No hubo el menor intento en los adversarios de reconciliarse.

Peña Montalvo y sus dos testigos se retiraron para que curara un médico al herido. Jaime, excitado y trastornado, se vistió de prisa, tembloroso, y con don Paco y el doctor Guevara salió de la finca.

Al verle el señor Benigno desde el pescante del coche tuvo una expresión de alegría.

—¿Eso ha salido bien? —dijo.

—Sí, bien.

—Vaya, me alegro, señorito; que sea enhorabuena.

—Ha quedado como un valiente —dijo don Paco.

—Ya me lo figuraba yo —contestó el cochero.

—Vamos a una botica a que le desinfecten las heridas por si acaso —añadió Guevara, haciendo como que no oía lo dicho por don Paco, pues la palabra valiente le molestaba.

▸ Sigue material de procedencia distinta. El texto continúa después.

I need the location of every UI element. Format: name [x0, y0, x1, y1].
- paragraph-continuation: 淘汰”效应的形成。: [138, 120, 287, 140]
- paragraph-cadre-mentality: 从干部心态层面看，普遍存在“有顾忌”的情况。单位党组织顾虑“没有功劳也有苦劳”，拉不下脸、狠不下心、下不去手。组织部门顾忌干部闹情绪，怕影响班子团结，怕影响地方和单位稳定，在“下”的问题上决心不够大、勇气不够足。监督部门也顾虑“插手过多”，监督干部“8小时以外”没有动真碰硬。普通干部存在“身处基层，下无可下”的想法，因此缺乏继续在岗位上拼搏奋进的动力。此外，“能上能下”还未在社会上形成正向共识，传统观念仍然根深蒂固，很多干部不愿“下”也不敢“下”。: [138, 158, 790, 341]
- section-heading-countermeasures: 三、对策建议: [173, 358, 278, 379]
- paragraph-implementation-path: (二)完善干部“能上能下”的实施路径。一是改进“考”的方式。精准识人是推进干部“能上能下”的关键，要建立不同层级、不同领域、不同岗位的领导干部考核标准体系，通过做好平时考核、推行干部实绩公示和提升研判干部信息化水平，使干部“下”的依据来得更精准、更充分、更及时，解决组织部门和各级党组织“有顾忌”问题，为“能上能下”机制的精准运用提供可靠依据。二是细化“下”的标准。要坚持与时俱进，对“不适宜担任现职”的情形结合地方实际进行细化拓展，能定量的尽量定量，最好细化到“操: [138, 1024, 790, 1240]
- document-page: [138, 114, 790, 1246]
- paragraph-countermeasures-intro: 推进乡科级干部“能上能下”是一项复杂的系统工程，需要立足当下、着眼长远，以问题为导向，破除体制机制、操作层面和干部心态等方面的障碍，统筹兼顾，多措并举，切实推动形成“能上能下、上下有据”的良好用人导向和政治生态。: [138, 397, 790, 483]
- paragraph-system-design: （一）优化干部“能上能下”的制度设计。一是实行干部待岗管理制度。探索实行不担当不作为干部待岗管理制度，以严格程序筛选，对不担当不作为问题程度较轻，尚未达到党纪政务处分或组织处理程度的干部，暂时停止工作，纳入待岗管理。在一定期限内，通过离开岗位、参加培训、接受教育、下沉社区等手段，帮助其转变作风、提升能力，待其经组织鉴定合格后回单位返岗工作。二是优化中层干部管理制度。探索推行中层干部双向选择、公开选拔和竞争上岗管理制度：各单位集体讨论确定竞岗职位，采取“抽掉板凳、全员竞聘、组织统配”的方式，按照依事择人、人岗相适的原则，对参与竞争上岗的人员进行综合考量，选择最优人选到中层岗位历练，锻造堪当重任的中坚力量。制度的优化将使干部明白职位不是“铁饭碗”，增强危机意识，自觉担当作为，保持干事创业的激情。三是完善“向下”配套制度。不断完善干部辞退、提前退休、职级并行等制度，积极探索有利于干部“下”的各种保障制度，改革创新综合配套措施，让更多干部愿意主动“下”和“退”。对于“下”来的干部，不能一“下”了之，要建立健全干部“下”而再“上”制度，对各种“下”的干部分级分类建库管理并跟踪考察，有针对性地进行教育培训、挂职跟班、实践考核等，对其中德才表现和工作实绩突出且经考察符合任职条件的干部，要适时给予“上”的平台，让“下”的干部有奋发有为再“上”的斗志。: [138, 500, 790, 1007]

Entraron en una farmacia de la calle de Alcalá. Guevara pidió tintura de yodo y un trozo de tafetán. El farmacéutico dio lo que le pidieron, pero no quiso intervenir en la cura. El doctor puso el yodo en las heridas del brazo de Thierry y el tafetán en la frente.

Volvieron a subir en el coche.

—Creo que tiene usted fiebre —dijo Guevara—; lo mejor que puede usted hacer es ir a su casa, acostarse y descansar.

—No; no podría descansar.

Jaime no quería retirarse y marchó con don Paco al Casino de Madrid, donde despidió y pagó al señor Benigno el cochero.

De allí fueron a un restaurante de la calle del Príncipe. Jaime no tenía ganas de comer y no hizo más que beber abundantemente.